Lilith’s exact history is unclear. She is known as Adam’s first wife. Yes, she came before Eve. Her story is simple yet sad. Many know Lilith as a demon, an enemy; someone who steals babies out of their cribs and smothers them in their sleep. The story goes that G-d chose Lilith as Adam’s wife. But at some point Adam tells Lilith to lie beneath him and she refuses. G-d gives her a choice. Lilith can stay in the garden and bend to Adam’s will, or she can be free to roam the earth but never have any part of the tangible world again. Lilith chooses her freedom and then we never hear from her again. Yet Lilith never gets the chance to tell her side of the story. In this book she finally has her say. She talks about not being accepted as a real woman, about women who share her spirit and about how even in her flight, her inner voice is where G-d resides.
The book was given to me as a gift two months before my due date. It’s straightforward narrative reminded me of Anzia Yezierska and her choice to write instead of live under her father’s thumb. It reminded me of my own story and how even though I was raised in an Orthodox Jewish community, I chose to love someone outside of my faith. I chose to have an interfaith family. Sometimes these choices get people kicked out of paradise. But sometimes paradise is full of snakes.
Reading through My Name is Lilith I come across these lines, “Once I left the make-believe perfection of the garden behind, I was finally able to figure out who I really was. I was able to just be Lilith. Not the mother of the human race. Not the wife of the first man. Not the prototype for all the females who would follow. Just Lilith.” This is the lesson I want to teach both of my daughters. This is the reason a book about Lilith, and not a book about Mother Teresa (even though she’s kind of a rebel too), is on my bookshelf.
The red ribbon has come to symbolize something else in my house. Instead of a warding off of evil it is an acceptance of truth. It is an invitation for creativity and unique individuality to lurk around my child’s crib. Perhaps this is why I never took it off the crib in the first place.

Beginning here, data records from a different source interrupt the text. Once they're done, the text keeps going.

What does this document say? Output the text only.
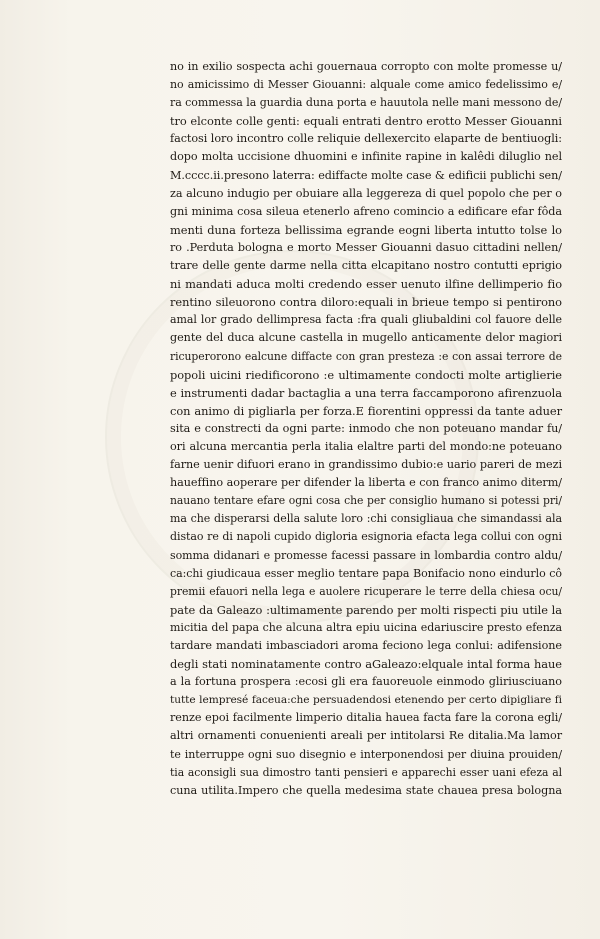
no in exilio sospecta achi gouernaua corropto con molte promesse u/
no amicissimo di Messer Giouanni: alquale come amico fedelissimo e/
ra commessa la guardia duna porta e hauutola nelle mani messono de/
tro elconte colle genti: equali entrati dentro erotto Messer Giouanni
factosi loro incontro colle reliquie dellexercito elaparte de bentiuogli:
dopo molta uccisione dhuomini e infinite rapine in kalêdi diluglio nel
M.cccc.ii.presono laterra: ediffacte molte case & edificii publichi sen/
za alcuno indugio per obuiare alla leggereza di quel popolo che per o
gni minima cosa sileua etenerlo afreno comincio a edificare efar fôda
menti duna forteza bellissima egrande eogni liberta intutto tolse lo
ro .Perduta bologna e morto Messer Giouanni dasuo cittadini nellen/
trare delle gente darme nella citta elcapitano nostro contutti eprigio
ni mandati aduca molti credendo esser uenuto ilfine dellimperio fio
rentino sileuorono contra diloro:equali in brieue tempo si pentirono
amal lor grado dellimpresa facta :fra quali gliubaldini col fauore delle
gente del duca alcune castella in mugello anticamente delor magiori
ricuperorono ealcune diffacte con gran presteza :e con assai terrore de
popoli uicini riedificorono :e ultimamente condocti molte artiglierie
e instrumenti dadar bactaglia a una terra faccamporono afirenzuola
con animo di pigliarla per forza.E fiorentini oppressi da tante aduer
sita e constrecti da ogni parte: inmodo che non poteuano mandar fu/
ori alcuna mercantia perla italia elaltre parti del mondo:ne poteuano
farne uenir difuori erano in grandissimo dubio:e uario pareri de mezi
haueffino aoperare per difender la liberta e con franco animo diterm/
nauano tentare efare ogni cosa che per consiglio humano si potessi pri/
ma che disperarsi della salute loro :chi consigliaua che simandassi ala
distao re di napoli cupido digloria esignoria efacta lega collui con ogni
somma didanari e promesse facessi passare in lombardia contro aldu/
ca:chi giudicaua esser meglio tentare papa Bonifacio nono eindurlo cô
premii efauori nella lega e auolere ricuperare le terre della chiesa ocu/
pate da Galeazo :ultimamente parendo per molti rispecti piu utile la
micitia del papa che alcuna altra epiu uicina edariuscire presto efenza
tardare mandati imbasciadori aroma feciono lega conlui: adifensione
degli stati nominatamente contro aGaleazo:elquale intal forma haue
a la fortuna prospera :ecosi gli era fauoreuole einmodo gliriusciuano
tutte lempresé faceua:che persuadendosi etenendo per certo dipigliare fi
renze epoi facilmente limperio ditalia hauea facta fare la corona egli/
altri ornamenti conuenienti areali per intitolarsi Re ditalia.Ma lamor
te interruppe ogni suo disegnio e interponendosi per diuina prouiden/
tia aconsigli sua dimostro tanti pensieri e apparechi esser uani efeza al
cuna utilita.Impero che quella medesima state chauea presa bologna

I’m prepared for the world to judge my daughters. The world is full of judgment. No one escapes it. I’m waiting for the day someone comes home crying asking me why they aren’t “Jewish enough.” I’m waiting for the challenges they will face being part of our interfaith family. When they are looked at as objects instead of human beings, when they are looked at as a race instead of a name, when they are teased and bullied and asked to be lesser even when they are more I am ready for all of this. These are cruelties we see before us every day. And when the first tears begin to roll we will sit on the carpet and read My Name is Lilith. We, like Yezierska, will follow our dreams and our inner voices even if it means betraying our father who studies Torah by candlelight. Even if it means being shut out of Eden. Eventually, everyone is shut out of Eden anyway.